- submitted by Dahlia on 10-27-2007
(Chicken Curry, Chicken Kulambu, South Indian Chicken Curry, Curry Chicken)
- Chicken -1 lb (1/2 kg)
- Onion - 1 big (cut lengthwise)
- Tomato - 2 (diced or pureed)
- Ginger garlic paste - 1 tsp
- Chicken masala - 1 tbsp
- Salt - to taste
- Oil - 2 tblsp
- Cumin seeds - ¼ tsp
- Coriander leaves - handful (for garnishing)
- Chilly powder - 2 tsp
- Coriander powder - 2 tsp
- Turmeric powder - ¼ tsp
- Ginger Garlic Paste - 1/4 tsp
- Lemon juice - 2 tsp
- Salt - ½ tsp
- Coconut grated - 3 Tblsp
- Shallots (Pearl onions, Sambhar Onions) - 4
- Curry leaves - 6
- Dry red chillies - 3
- Whole Peppercorns - 2 tsp
- Fennel Seeds - 1 tsp
- Whole Garam Masala - 1 cinnamon, 3 cloves, 3 cardamom
- Wash and cut chicken in small size pieces.

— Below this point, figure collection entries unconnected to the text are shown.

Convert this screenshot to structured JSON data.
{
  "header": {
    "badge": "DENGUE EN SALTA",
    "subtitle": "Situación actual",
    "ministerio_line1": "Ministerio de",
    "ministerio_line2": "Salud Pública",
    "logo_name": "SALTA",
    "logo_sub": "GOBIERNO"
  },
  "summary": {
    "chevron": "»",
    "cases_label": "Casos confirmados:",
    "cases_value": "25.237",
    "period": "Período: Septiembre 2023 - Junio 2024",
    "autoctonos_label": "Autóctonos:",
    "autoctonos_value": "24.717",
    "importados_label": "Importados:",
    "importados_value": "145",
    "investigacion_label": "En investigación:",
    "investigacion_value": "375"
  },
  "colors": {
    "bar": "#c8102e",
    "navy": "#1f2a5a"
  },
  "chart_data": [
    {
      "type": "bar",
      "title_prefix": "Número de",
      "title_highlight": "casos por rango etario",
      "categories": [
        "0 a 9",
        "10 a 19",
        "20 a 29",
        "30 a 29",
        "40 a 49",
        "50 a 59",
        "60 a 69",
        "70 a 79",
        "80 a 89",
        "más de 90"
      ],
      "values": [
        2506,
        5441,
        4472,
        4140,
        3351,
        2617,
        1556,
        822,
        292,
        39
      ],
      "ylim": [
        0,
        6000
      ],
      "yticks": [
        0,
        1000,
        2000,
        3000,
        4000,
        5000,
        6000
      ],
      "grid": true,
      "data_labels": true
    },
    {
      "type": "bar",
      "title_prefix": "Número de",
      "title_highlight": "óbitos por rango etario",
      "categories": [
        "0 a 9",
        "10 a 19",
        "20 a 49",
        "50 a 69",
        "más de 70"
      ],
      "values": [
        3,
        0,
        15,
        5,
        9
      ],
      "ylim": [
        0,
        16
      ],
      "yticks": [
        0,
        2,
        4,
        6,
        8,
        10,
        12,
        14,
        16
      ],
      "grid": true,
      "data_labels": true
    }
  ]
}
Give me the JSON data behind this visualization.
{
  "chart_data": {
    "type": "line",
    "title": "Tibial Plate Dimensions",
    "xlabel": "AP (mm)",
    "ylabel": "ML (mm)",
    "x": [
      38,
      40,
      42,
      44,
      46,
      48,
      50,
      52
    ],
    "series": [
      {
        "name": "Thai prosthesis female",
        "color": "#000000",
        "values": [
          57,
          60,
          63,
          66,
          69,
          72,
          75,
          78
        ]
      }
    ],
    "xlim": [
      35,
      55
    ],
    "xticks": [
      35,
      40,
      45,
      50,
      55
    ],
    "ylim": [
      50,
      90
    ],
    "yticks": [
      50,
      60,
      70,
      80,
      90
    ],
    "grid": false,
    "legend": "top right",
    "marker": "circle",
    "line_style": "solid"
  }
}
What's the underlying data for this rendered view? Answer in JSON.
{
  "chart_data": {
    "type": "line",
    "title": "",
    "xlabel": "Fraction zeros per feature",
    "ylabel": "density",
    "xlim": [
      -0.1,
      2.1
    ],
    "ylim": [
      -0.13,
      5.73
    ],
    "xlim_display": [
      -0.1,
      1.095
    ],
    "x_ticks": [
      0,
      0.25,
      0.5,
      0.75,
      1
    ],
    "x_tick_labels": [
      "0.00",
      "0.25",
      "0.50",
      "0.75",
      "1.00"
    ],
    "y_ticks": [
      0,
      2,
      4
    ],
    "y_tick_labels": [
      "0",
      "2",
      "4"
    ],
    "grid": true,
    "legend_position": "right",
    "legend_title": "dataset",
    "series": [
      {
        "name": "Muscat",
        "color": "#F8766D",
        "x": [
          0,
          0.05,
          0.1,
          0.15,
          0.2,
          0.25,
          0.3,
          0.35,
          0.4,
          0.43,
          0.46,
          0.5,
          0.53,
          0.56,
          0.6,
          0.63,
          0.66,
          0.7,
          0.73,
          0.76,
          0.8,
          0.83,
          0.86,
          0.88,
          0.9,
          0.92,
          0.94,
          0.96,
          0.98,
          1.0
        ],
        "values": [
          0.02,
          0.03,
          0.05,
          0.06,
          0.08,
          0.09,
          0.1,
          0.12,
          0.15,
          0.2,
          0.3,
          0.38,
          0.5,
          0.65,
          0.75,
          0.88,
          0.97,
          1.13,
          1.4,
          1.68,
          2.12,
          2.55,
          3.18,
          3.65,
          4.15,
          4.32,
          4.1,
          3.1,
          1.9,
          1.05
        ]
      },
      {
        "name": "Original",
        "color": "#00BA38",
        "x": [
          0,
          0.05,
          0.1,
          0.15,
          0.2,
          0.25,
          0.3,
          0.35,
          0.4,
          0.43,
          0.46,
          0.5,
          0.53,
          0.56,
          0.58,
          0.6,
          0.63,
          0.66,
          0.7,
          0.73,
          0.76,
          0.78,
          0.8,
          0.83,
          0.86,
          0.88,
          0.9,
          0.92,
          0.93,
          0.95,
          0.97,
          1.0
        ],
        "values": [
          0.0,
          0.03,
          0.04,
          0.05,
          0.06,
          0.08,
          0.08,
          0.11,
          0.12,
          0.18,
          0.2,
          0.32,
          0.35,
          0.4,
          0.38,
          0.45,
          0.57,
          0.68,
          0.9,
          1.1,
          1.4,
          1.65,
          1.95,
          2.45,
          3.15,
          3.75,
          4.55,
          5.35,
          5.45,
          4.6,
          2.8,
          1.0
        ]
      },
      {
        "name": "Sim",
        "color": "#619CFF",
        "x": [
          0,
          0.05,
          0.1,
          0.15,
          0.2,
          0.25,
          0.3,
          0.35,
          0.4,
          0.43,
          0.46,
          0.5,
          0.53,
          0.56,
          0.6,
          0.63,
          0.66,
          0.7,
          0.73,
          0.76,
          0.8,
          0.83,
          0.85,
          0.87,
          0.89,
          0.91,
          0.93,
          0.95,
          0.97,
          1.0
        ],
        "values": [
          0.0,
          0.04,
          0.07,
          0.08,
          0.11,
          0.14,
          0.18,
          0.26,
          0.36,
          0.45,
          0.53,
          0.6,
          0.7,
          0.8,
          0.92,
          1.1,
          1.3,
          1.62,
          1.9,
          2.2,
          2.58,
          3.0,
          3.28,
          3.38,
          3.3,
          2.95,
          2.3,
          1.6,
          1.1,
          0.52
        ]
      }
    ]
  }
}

- Take a deep bowl mix chilly powder, coriander powder, turmeric powder, salt, garam masala, ginger garlic paste, lemon juice and make a paste.
- Add chicken pieces to this and rub to coat the masala to all sides of chicken. Let this marinate for at least half an hour in the refrigerator.
- Now heat oil in a kadai or deep sauce pan and fry the ingredients under 'To Grind' on medium flame for about 1 minute or until it turns brown and gives out a nice aroma.
- After it cools grind it into a fine paste with little water. (If you are in a hurry, You can grind these without frying.)
- Now take the same kadai, heat some oil, add cumin seeds and curry leaves and let it splutter.
- Add onions and fry for few minutes till it browns.
- Next add the ginger-garlic paste and saute until the raw smell vanishes.
- Now add the tomato paste and saute until everything becomes a paste.
- Add the coconut paste, required salt and chicken masala.
- Now add the marinated chicken and fry it for 2 minutes.
- Add required quantity of water.
- Cover and cook for 15 minutes until the chicken is thoroughly cooked. Simmer for few minutes till oil floats on top.
- Garnish with coriander leaves and split chillies.